Why this standard exists
"When two intelligences — human and artificial — collaborate to produce a document, neither the old rules of authorship nor the old rules of liability apply cleanly. We need new language."
AI-generated content is now ubiquitous. Writers use it. Lawyers use it. Doctors, engineers, parents, and students use it every day. And yet there exists no standard for answering the most basic questions about any AI-assisted document:
Who created it? The human who prompted it? The AI company that trained the model? Neither? Both? Who is responsible if it contains an error? What kind of error — factual, legal, medical? Who deserves credit if it is brilliant? Can a human publish it as purely their own work? Has it been altered since the AI produced it, or is this the original output?
Courts are improvising answers. Universities are banning AI without defining it. Publishers are requiring disclosure without specifying what to disclose. The tools exist. The infrastructure does not.
PACT is not a legal framework. It is not a license. It is a vocabulary and a schema — a shared language for labeling AI-assisted work that any person, platform, or institution can adopt freely. It is designed to be human-readable on a printed certificate and machine-readable in a QR code.
It is a first stone. We expect it to be refined, extended, and improved by the community that uses it.
Five principles of co-creation
PACT is grounded in five principles that any implementation must respect. They are not rules — they are intentions.
The PACT schema
Every PACT certificate contains a machine-readable JSON record. This record may be embedded in a QR code, appended to a document, or stored in a registry. The schema is intentionally minimal.
QR encoding format
For offline certificates, the QR code encodes a compact pipe-delimited string derived from the JSON record. This allows verification without a server and is legible as text if the QR cannot be scanned.
Verification algorithm
To verify a PACT certificate against a document, any implementation must: 1) Extract the SHA-256 hash from the certificate or QR. 2) Trim whitespace from the document text. 3) Compute the SHA-256 hash of the trimmed text using UTF-8 encoding. 4) Compare the two hashes. Identical hashes confirm the document is unaltered. This can be done in any programming language or in any modern browser using the Web Crypto API.
How to describe your role
PACT defines six human contribution roles and one AI role. These are not exhaustive descriptions of every possible interaction — they are the most common and meaningful distinctions.

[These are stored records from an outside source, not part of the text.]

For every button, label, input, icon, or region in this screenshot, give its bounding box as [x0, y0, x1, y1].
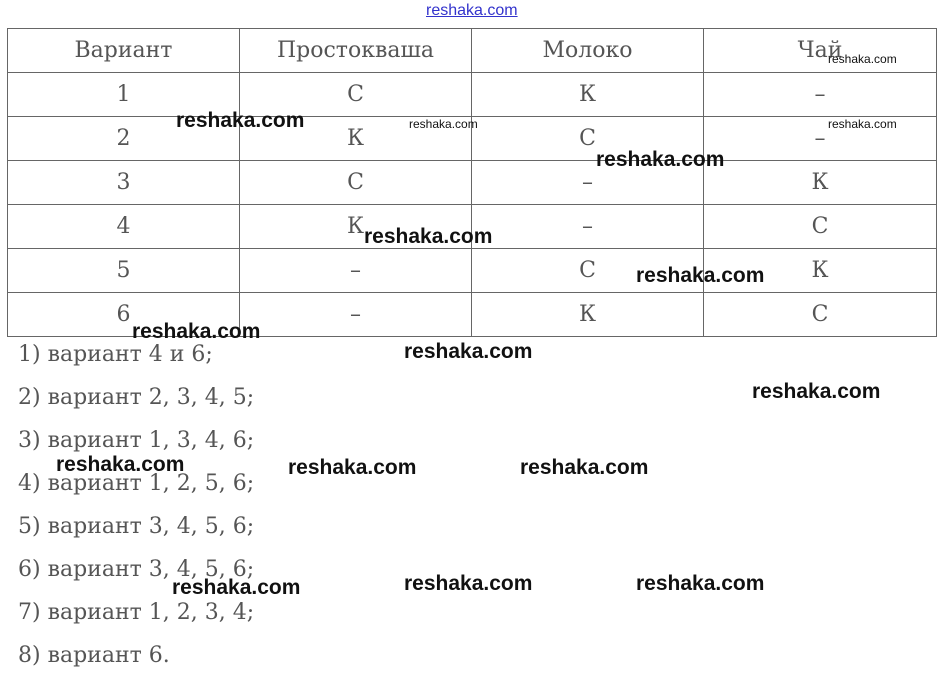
watermark: reshaka.com — [404, 572, 533, 595]
table-cell: К — [704, 161, 937, 205]
table-cell: – — [240, 293, 472, 337]
table-cell: – — [240, 249, 472, 293]
table-cell: 2 — [8, 117, 240, 161]
answers-table — [7, 28, 937, 337]
table-cell: – — [704, 73, 937, 117]
table-cell: К — [472, 73, 704, 117]
table-row — [8, 249, 937, 293]
watermark: reshaka.com — [752, 380, 881, 403]
table-cell: С — [704, 293, 937, 337]
watermark: reshaka.com — [409, 117, 478, 131]
answer-option: 4) вариант 1, 2, 5, 6; — [18, 471, 255, 496]
table-cell: 1 — [8, 73, 240, 117]
answer-option: 7) вариант 1, 2, 3, 4; — [18, 600, 255, 625]
watermark: reshaka.com — [404, 340, 533, 363]
site-link[interactable]: reshaka.com — [426, 2, 518, 19]
table-cell: 5 — [8, 249, 240, 293]
table-row — [8, 73, 937, 117]
table-cell: С — [472, 249, 704, 293]
table-cell: – — [472, 205, 704, 249]
column-header-prostokvasha: Простокваша — [240, 29, 472, 73]
answer-option: 2) вариант 2, 3, 4, 5; — [18, 385, 255, 410]
column-header-moloko: Молоко — [472, 29, 704, 73]
watermark: reshaka.com — [288, 456, 417, 479]
watermark: reshaka.com — [172, 576, 301, 599]
watermark: reshaka.com — [56, 453, 185, 476]
table-cell: 6 — [8, 293, 240, 337]
column-header-variant: Вариант — [8, 29, 240, 73]
table-header-row — [8, 29, 937, 73]
watermark: reshaka.com — [520, 456, 649, 479]
table-cell: С — [240, 161, 472, 205]
answer-option: 3) вариант 1, 3, 4, 6; — [18, 428, 255, 453]
watermark: reshaka.com — [636, 572, 765, 595]
watermark: reshaka.com — [132, 320, 261, 343]
answer-option: 8) вариант 6. — [18, 643, 170, 668]
table-cell: С — [472, 117, 704, 161]
table-cell: – — [472, 161, 704, 205]
answer-option: 1) вариант 4 и 6; — [18, 342, 213, 367]
table-cell: 3 — [8, 161, 240, 205]
watermark: reshaka.com — [828, 117, 897, 131]
table-cell: – — [704, 117, 937, 161]
table-cell: 4 — [8, 205, 240, 249]
table-cell: К — [472, 293, 704, 337]
table-cell: К — [240, 117, 472, 161]
answer-option: 6) вариант 3, 4, 5, 6; — [18, 557, 255, 582]
table-cell: С — [704, 205, 937, 249]
watermark: reshaka.com — [596, 148, 725, 171]
column-header-chai: Чай — [704, 29, 937, 73]
watermark: reshaka.com — [828, 52, 897, 66]
watermark: reshaka.com — [176, 109, 305, 132]
watermark: reshaka.com — [636, 264, 765, 287]
watermark: reshaka.com — [364, 225, 493, 248]
table-cell: К — [704, 249, 937, 293]
table-cell: К — [240, 205, 472, 249]
table-row — [8, 161, 937, 205]
answer-options-list — [18, 333, 254, 677]
answer-option: 5) вариант 3, 4, 5, 6; — [18, 514, 255, 539]
table-cell: С — [240, 73, 472, 117]
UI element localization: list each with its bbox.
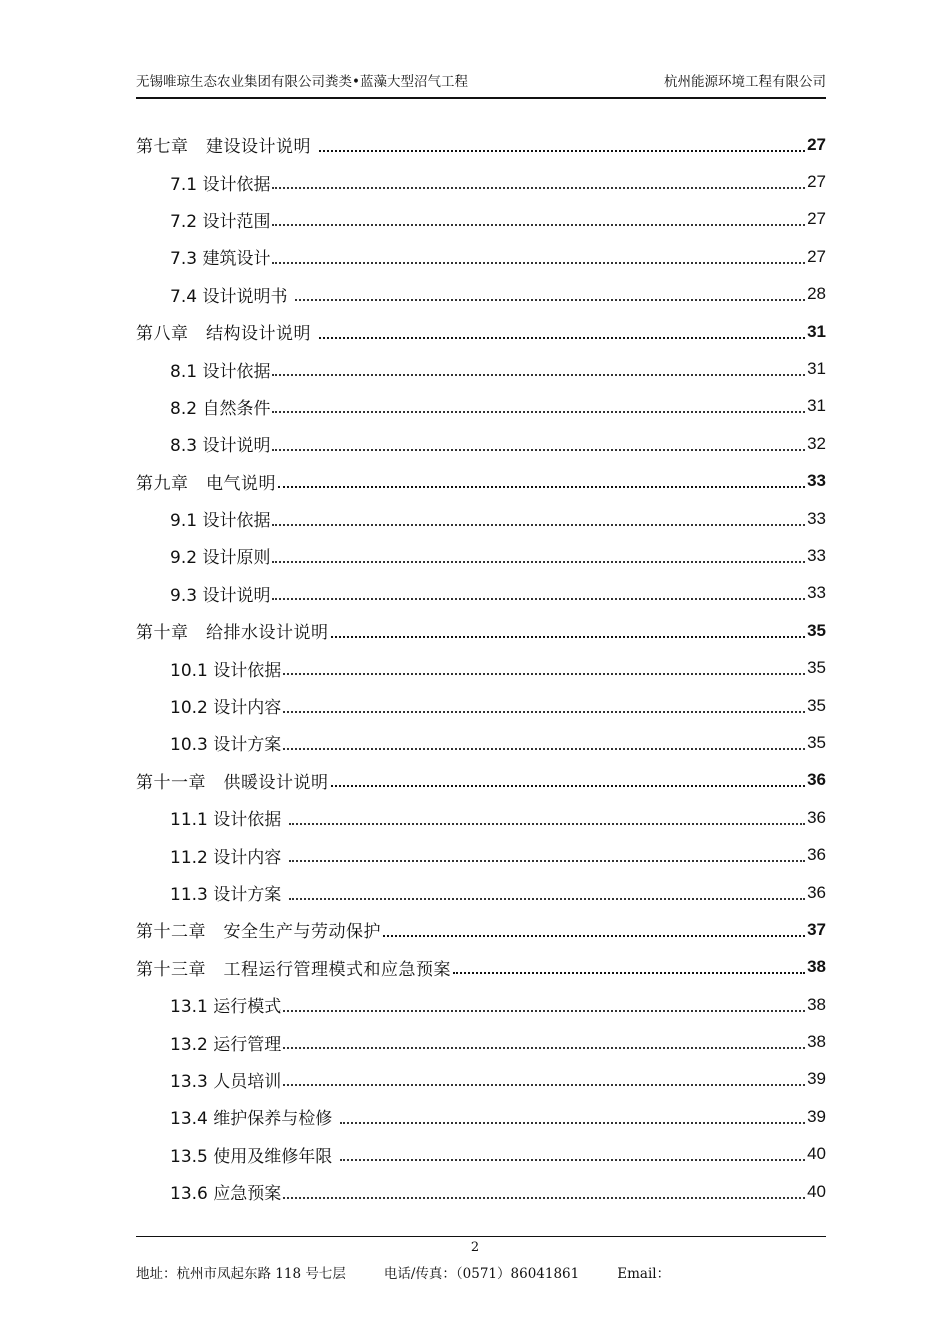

Responsibility declarations
Choosing a disclaimer is an act of intellectual honesty. It tells the reader how to weigh what they are reading. It is not a legal waiver — it is a signal of intent and context.
| Value | Label | Meaning |
|---|---|---|
| general | General | No specific domain — the document is informational and may be used at the reader's discretion. |
| informational | Informational only | The content is not a substitute for professional advice of any kind. |
| medical | Medical | Contains health-related content. Readers should consult a licensed healthcare professional before acting on this information. |
| legal | Legal | Contains legal-adjacent content. Not legal advice. Consult a licensed attorney in your jurisdiction. |
| financial | Financial | Contains financial or investment-related content. Not financial advice. Consult a qualified financial advisor. |
| academic | Academic | Produced in an academic or research context. Sources should be independently verified before citation. |
| creative | Creative | Artistic or creative work. No factual claims are made or implied. The work should be read as fiction, poetry, or creative expression. |
How to implement PACT
PACT is designed to be implemented at any scale — a personal browser extension, a publishing platform, a document management system, or an institution-wide policy.
Implementation requirements
Any implementation claiming PACT v1.0 compliance must: include all required fields in the schema; compute the SHA-256 hash over UTF-8-encoded, whitespace-trimmed document text; encode the QR payload in the specified pipe-delimited format; and include a reference to this standard document at pact.nidoabc.com in the standard field.
License
The PACT standard specification is published under CC0 1.0 Universal (Public Domain Dedication). No permission is needed to implement, adopt, reference, or extend it. No attribution is required, though it is appreciated. The reference implementation (CertifyAI extension) is MIT licensed.